By   /   22 aprile 2011  /   Commenti disabilitati su Valeria Bartolini: un’artista che gioca “sopralelinee” della sua vita

Valeria Bartolini parla di sé anche quando non lo fa e ci riesce perfettamente con la sua arte, i suoi colori, i suoi quadri. Guardare lei, il suo corpo aggraziato, permeato di un romanticismo consapevole e  profondo, è come guardare ciò che dipinge. O il contrario.

Istintivamente immagini le sue mani muoversi su quella tela in maniera delicata e decisa. I suoi colori, quelli che lei usa, sembrano parte del suo incarnato. Lei è sempre in ciò che dipinge, dentro ogni suo quadro, sopra le linee che ne definiscono i tratti portanti.

Un percorso artistico, il suo, che parte da una attenta ricerca, più probabilmente da una acuta osservazione della natura umana – e non solo – per soffermarsi nelle pieghe della vita, del quotidiano, di quella vita che ci si srotola davanti ogni giorno, gradualmente, inesorabilmente.

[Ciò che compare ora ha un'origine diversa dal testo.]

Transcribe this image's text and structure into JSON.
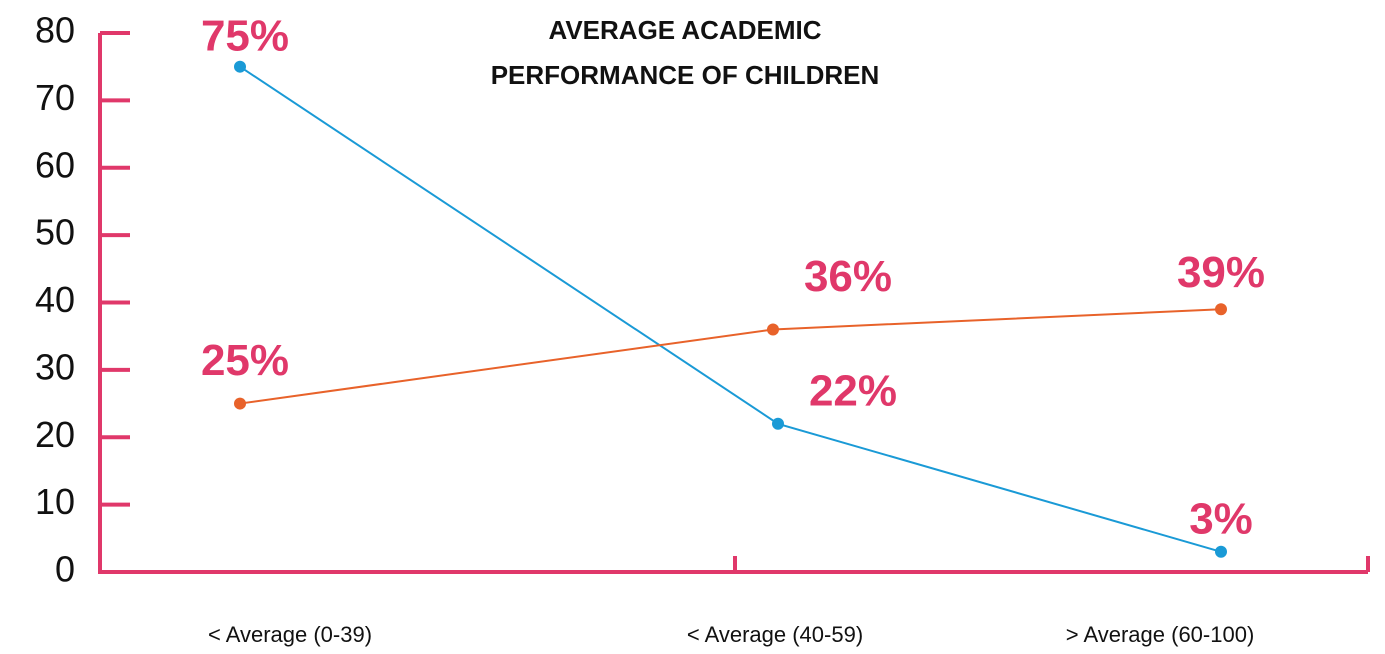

Ed è con la china che pare che l’artista si accomodi al centro esatto della scena, sulle linee tra psiche e corpo, tra la sua psicologia e la natura, dentro e  fuori lei. La china attraverso cui delinea le curve di quegli alberi che sono al tempo stesso sublimazione della natura e contrasti della vita. Alberi che attraverso immagini di luce ed ombre giocano a rappresentare il principio, la nascita o forse la continua rinascita: appunto, la vita, la sua vita.

Linee nere di china, nette o morbide, che contrastano coi colori della vita. Scuri quando raccontano l’oscurità di una foresta, il buio della notte di una città, quando ancora pare lontano il chiarore del giorno.

Poi l’esplosione di colori, con la loro forza, pervadono la natura, la terra, gli alberi. Colori che la rendono viva, vivace, fertile.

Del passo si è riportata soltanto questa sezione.